See, if the audience says “that was boring,” I can dismiss it as uninformed opinion. If they knew anything about the subject, they’d be giving the talk. But now that they have a word for it – “another one of his scatter-drones” – I’ll have to shape up.


A reasonable start

Some community colleges, to save money, have been considering a four-day week. This can work over the summer, but it would be unwise to do it all year. The savings are immediate, while the costs become apparent in the long term.

We could save money in the short term by closing the facility entirely. But the college is here because it meets, or can meet, people’s needs. Fundamentally, we want more people at the college, not fewer. Rather than have the place standing empty three days a week, offer more classes and events to draw people in. This spreads the costs and the benefits over more people, and builds the constituency of voters who support the college because they use it. That’s what I think, anyway.

In The four-day work week, Geeky Mom argues otherwise. She thinks the four-day work week is a good idea badly implemented. I think the fundamental badness of the idea is masked by the hard work and creative implementation of smart, dedicated people.

Ranting begins

There are no points awarded for observing a good idea badly implemented. There are just too many examples. Apollo, coming in to breakfast with the other gods, says “Hey guys, check it out; the humans are at it again.” Mercury says, “Oh? Radical Monotheism again?” “No, communism. Everybody is going to work hard and share, or else.” So, there are ways for a college to have a four-day week that are worse than others, but it’s still a bad idea.

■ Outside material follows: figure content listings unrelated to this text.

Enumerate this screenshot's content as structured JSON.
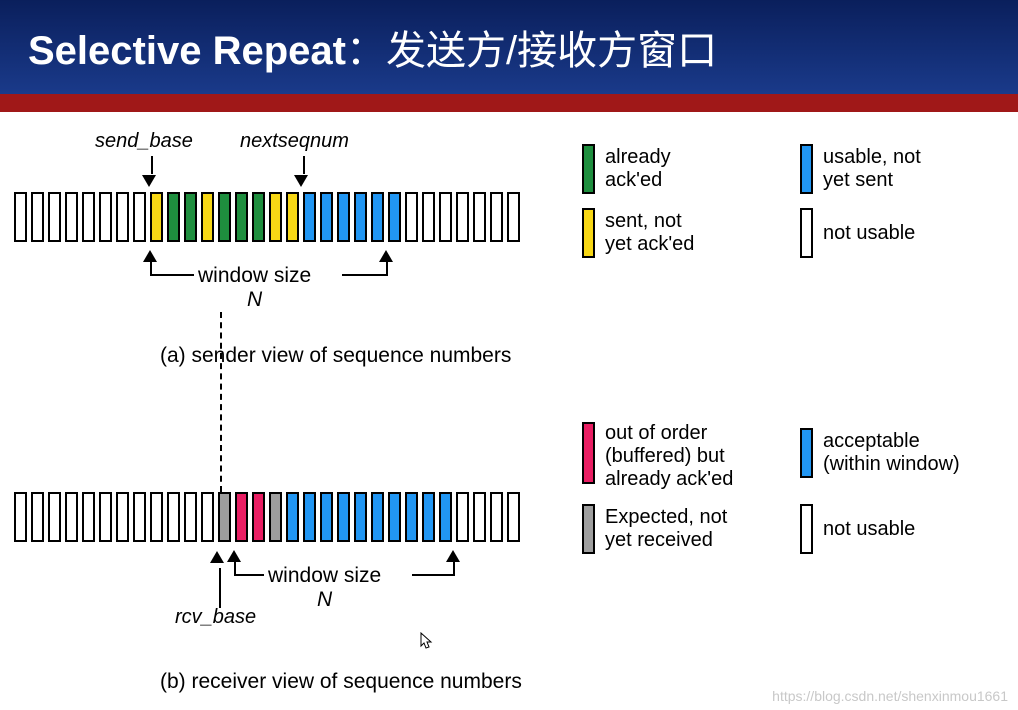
{
  "header": {
    "title_en": "Selective Repeat",
    "separator": "：",
    "title_cn": "发送方/接收方窗口"
  },
  "colors": {
    "green": "#1e8e3e",
    "yellow": "#f7d715",
    "blue": "#2196f3",
    "white": "#ffffff",
    "pink": "#e91e63",
    "gray": "#9e9e9e",
    "header_top": "#0a1f5c",
    "header_bottom": "#1a3a8a",
    "redbar": "#a01818"
  },
  "sender": {
    "labels": {
      "send_base": "send_base",
      "nextseqnum": "nextseqnum",
      "window": "window size",
      "N": "N"
    },
    "slots": [
      "white",
      "white",
      "white",
      "white",
      "white",
      "white",
      "white",
      "white",
      "yellow",
      "green",
      "green",
      "yellow",
      "green",
      "green",
      "green",
      "yellow",
      "yellow",
      "blue",
      "blue",
      "blue",
      "blue",
      "blue",
      "blue",
      "white",
      "white",
      "white",
      "white",
      "white",
      "white",
      "white"
    ],
    "window_start_idx": 8,
    "window_end_idx": 22,
    "caption": "(a) sender view of sequence numbers"
  },
  "receiver": {
    "labels": {
      "rcv_base": "rcv_base",
      "window": "window size",
      "N": "N"
    },
    "slots": [
      "white",
      "white",
      "white",
      "white",
      "white",
      "white",
      "white",
      "white",
      "white",
      "white",
      "white",
      "white",
      "gray",
      "pink",
      "pink",
      "gray",
      "blue",
      "blue",
      "blue",
      "blue",
      "blue",
      "blue",
      "blue",
      "blue",
      "blue",
      "blue",
      "white",
      "white",
      "white",
      "white"
    ],
    "window_start_idx": 12,
    "window_end_idx": 25,
    "caption": "(b) receiver view of sequence numbers"
  },
  "legend_sender": {
    "green": "already\nack'ed",
    "yellow": "sent, not\nyet ack'ed",
    "blue": "usable, not\nyet sent",
    "white": "not usable"
  },
  "legend_receiver": {
    "pink": "out of order\n(buffered) but\nalready ack'ed",
    "gray": "Expected,  not\nyet received",
    "blue": "acceptable\n(within window)",
    "white": "not usable"
  },
  "watermark": "https://blog.csdn.net/shenxinmou1661"
}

The best way to learn elementary math is one day at a time. Questions on the homework, a short lecture, some example problems, a short homework assignment; that night at home read the book and do the assignment; the next day, ask questions, etc. As the students advance, the material requires more thought and creativity and less of the kind of facility that requires daily practice. Advanced classes work better with a day in between for some sustained thought.

It’s suboptimal to shoehorn elementary algebra into two nights a week, though it can be done if the students and teacher work hard at it, and sometimes it’s that schedule or nothing.

Losing touch with reality

I wonder if we could offer algebra in one continuous block of sixty-four hours. Nine am Monday to one am Thursday. We could rotate staff, lecturing and grading in relays. If we could get other departments to cooperate we could offer concurrent enrollment in history. Students adept at multitasking would listen to the history lecture while doing their algepra problem sets, and take their history tests while listening to the algebra lecture. Students who had difficulty sitting through all that could be evaluated by a physician and given a suitable prescription.